Is a government dictate about what can and can’t be worn - within publicly accepted bounds of decency - not itself a form of oppression which Madame Marois has singled out the hijab as representing?
It is a scarf not unlike the traditional dress of Catholic nuns. Marois, presiding over a post-Catholic society, is silent on nuns. The hijab is not a burqa or Niqab with veiled eyeholes or full face covering. No one in Quebec is arguing dress that prevents eye contact or facial identity would be suitable within the public service.
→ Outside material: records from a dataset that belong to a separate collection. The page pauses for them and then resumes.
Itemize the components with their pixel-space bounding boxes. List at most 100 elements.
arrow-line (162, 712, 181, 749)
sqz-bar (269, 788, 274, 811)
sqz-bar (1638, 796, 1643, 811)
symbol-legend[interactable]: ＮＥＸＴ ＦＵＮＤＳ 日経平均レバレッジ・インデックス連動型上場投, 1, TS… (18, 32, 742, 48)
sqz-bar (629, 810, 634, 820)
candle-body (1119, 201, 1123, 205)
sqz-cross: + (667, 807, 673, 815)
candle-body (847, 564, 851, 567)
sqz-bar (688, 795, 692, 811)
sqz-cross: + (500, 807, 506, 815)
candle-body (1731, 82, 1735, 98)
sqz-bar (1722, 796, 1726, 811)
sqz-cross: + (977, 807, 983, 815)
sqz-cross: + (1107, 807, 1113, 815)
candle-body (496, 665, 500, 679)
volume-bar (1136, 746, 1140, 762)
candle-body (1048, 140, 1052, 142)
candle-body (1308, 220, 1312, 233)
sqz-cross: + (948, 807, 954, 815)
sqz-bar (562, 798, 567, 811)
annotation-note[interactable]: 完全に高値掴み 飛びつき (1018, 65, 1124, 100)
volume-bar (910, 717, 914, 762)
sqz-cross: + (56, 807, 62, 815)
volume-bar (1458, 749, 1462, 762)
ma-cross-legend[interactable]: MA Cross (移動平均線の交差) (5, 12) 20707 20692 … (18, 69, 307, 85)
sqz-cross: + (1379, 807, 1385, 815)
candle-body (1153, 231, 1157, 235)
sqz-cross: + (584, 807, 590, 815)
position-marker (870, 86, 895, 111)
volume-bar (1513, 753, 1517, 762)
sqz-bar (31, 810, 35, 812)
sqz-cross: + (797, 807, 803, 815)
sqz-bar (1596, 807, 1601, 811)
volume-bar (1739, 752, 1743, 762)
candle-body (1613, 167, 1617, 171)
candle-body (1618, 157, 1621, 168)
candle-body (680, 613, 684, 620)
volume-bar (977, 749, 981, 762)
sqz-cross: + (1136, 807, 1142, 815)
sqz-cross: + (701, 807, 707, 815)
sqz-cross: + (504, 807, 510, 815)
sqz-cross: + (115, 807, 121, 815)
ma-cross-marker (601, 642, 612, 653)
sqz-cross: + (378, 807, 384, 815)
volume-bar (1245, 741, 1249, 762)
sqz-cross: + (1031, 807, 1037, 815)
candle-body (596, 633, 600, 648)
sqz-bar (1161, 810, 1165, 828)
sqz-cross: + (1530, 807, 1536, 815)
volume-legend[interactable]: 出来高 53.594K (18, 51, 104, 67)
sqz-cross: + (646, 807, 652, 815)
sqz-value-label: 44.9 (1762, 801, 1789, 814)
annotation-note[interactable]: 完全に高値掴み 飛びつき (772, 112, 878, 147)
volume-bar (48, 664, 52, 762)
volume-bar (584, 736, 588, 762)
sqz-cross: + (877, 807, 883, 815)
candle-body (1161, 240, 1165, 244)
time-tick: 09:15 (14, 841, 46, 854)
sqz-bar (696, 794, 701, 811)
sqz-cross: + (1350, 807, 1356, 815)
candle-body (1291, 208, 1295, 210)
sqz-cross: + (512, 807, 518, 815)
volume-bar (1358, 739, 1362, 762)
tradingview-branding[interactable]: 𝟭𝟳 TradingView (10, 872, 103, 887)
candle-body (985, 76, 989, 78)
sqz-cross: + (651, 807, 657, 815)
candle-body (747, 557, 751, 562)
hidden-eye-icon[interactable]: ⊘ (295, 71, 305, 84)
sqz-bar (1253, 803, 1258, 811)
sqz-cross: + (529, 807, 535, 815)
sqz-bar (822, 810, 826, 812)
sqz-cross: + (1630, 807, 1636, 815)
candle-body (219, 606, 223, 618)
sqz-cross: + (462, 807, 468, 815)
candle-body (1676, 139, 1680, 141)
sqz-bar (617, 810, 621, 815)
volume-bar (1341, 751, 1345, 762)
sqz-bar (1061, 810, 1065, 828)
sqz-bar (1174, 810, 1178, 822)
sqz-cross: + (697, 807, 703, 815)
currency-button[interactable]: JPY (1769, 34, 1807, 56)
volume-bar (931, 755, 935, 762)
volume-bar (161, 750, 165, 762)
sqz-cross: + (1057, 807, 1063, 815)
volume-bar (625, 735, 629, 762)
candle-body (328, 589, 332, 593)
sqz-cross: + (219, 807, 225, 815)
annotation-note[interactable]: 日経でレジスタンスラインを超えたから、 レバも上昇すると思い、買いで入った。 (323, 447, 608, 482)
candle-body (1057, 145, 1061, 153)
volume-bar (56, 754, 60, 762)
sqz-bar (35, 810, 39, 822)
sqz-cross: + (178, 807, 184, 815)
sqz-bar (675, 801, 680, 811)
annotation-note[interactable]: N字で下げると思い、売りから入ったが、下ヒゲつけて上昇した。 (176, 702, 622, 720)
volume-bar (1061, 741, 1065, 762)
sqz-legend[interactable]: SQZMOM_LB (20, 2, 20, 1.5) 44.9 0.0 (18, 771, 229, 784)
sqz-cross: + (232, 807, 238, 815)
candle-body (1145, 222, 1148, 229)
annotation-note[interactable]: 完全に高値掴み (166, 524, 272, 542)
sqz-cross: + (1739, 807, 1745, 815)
Whether the hijab is worn willingly or not is an argument which must not be confined to it alone.
Surely state neutrality lies in the policies of the state, not the make up of its workers for if the latter were the case neutrality would dictate no one with religious beliefs would be permitted to join the public service. No doubt some will favour that, but in reality it is a ridiculous concept.
The PQ’s proposed charter is doing a fine job of dividing Quebecers, and hijab-wearing women - an increasingly common sight in Quebec - are already paying a price.
Incidents of verbal abuse, threats, and most recently a woman’s son being spat at when he went to defend her have begun to surface.
Comments on media feedback sites include everything from proposals to call the charter what it is “racist and fascist”. Some advise those who don’t like it to go back to where they came from. Others argue you can’t expect someone to drop their “freedom of religion” at the door of their house before going to work to ensure the freedoms and rights of others.
Advice to readers to refrain from eating their shorts over this issue is wise, insofar as Marois heads a minority government and the three other parties in the legislature oppose her charter in its current form.
Mayors in the cities that make up the greater Montreal have already come up with concepts for bypassing it, constitutional lawyers are ready to go in to bat for those it targets, and the Liberals say they will pay the court costs.
The federal government has rubbished it.
So, it is unlikely to pass, but as a political tactic to obsfucate the nasty economic truth, it is worth exposing.
That most erudite of scribes, Conrad Black, labels it insane and nothing like the French legislation which requires people to be reasonably facially identifiable.
Instead Black says Marois proposes to “determine what level of religious symbolic identification is acceptable for citizens to display; and to empower petty officials to harass, prosecute, and dismiss from their lawful gainful employment, people who wear a crucifix, Star of David, islamic Crescent, or the insignia of other religions where the insignia are larger than such pettifogging officials may from time to time determine. And they propose to entrench this wild exercise in state self-aggrandizement in what is pompously declared to be a Charter of Values”.
For Quebec it is to be hoped the oxygen the proposed charter has been given will also smother it.